The key item to monitor is liquidity quality. The liquidity balance declined from S$57.8bn to S$49.9bn while net investment was S$20bn and ECP outstanding rose from S$0.4bn to S$2.5bn. The remaining liquidity balance still exceeded total debt, and Temasek disclosed bond funding with a weighted average maturity of over 15 years. The aggregate disclosed figures point to limited refinancing pressure, subject to confirmation from a full year-by-year maturity schedule. Nevertheless, a combination of weaker markets, slower divestments, lower dividends and further debt-funded deployment would reduce the current headroom more quickly than headline NPV alone suggests.
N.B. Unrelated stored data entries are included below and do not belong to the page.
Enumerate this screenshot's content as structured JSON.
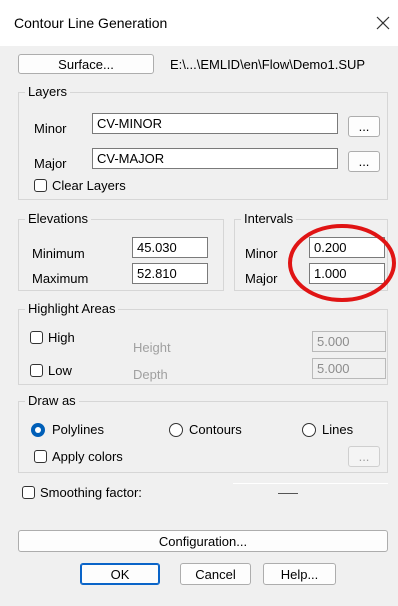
{
  "dialog": {
    "title": "Contour Line Generation",
    "close_icon": "close-icon"
  },
  "surface": {
    "button_label": "Surface...",
    "path": "E:\\...\\EMLID\\en\\Flow\\Demo1.SUP"
  },
  "layers": {
    "legend": "Layers",
    "minor_label": "Minor",
    "minor_value": "CV-MINOR",
    "major_label": "Major",
    "major_value": "CV-MAJOR",
    "browse_label": "...",
    "clear_layers_label": "Clear Layers",
    "clear_layers_checked": false
  },
  "elevations": {
    "legend": "Elevations",
    "minimum_label": "Minimum",
    "minimum_value": "45.030",
    "maximum_label": "Maximum",
    "maximum_value": "52.810"
  },
  "intervals": {
    "legend": "Intervals",
    "minor_label": "Minor",
    "minor_value": "0.200",
    "major_label": "Major",
    "major_value": "1.000",
    "annotation_color": "#e01414"
  },
  "highlight": {
    "legend": "Highlight Areas",
    "high_label": "High",
    "height_label": "Height",
    "height_value": "5.000",
    "low_label": "Low",
    "depth_label": "Depth",
    "depth_value": "5.000"
  },
  "draw_as": {
    "legend": "Draw as",
    "polylines_label": "Polylines",
    "contours_label": "Contours",
    "lines_label": "Lines",
    "selected": "Polylines",
    "apply_colors_label": "Apply colors",
    "colors_button_label": "..."
  },
  "smoothing": {
    "label": "Smoothing factor:"
  },
  "buttons": {
    "configuration": "Configuration...",
    "ok": "OK",
    "cancel": "Cancel",
    "help": "Help..."
  },
  "colors": {
    "accent": "#005fb8",
    "background": "#f0f0f0"
  }
}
The annual review describes 50% of the portfolio as liquid and listed assets and 50% as unlisted assets and funds. This balance supports flexibility, but not all listed assets are equally monetisable: approximately 25% of portfolio value was in listed stakes of at least 20%, many of which are significant Singapore holdings. Bondholders should therefore continue to focus on the narrower liquid-assets and liquidity-balance indicators rather than assume the entire NPV can be converted to cash quickly.

4. Key Numbers

FY2026 metric Disclosed value Credit reading
MTM NPV S$518bn Large asset base; valuation remains exposed to markets and FX.
Change in NPV +S$49bn Positive annual performance; includes a fully MTM reporting framework.
Liquid assets S$136.3bn Mainly cash and sub-20% listed assets; substantial buffer against debt.
Liquidity balance S$49.9bn Exceeded total debt, but declined year on year.
Total debt S$25.5bn About 5% of NPV; rose as funding and investment activity increased.
Temasek Bonds / ECP S$22.8bn / S$2.5bn Long-term bonds dominate; higher ECP is a monitoring point.
Debt due within five years S$10bn About 8% of S$136.3bn liquid assets, or approximately 13x asset coverage.
Dividend income / interest expense S$11.5bn / S$0.5bn Portfolio-income indicator; complete parent-only cash availability was not assessed.

Sources and period: Temasek Review 2026, Performance & Portfolio and full Review, for the year ended or as at 31 March 2026. The full Review provides the key-credit-parameter, ECP and maturity-coverage disclosures. The credit reading is analyst interpretation.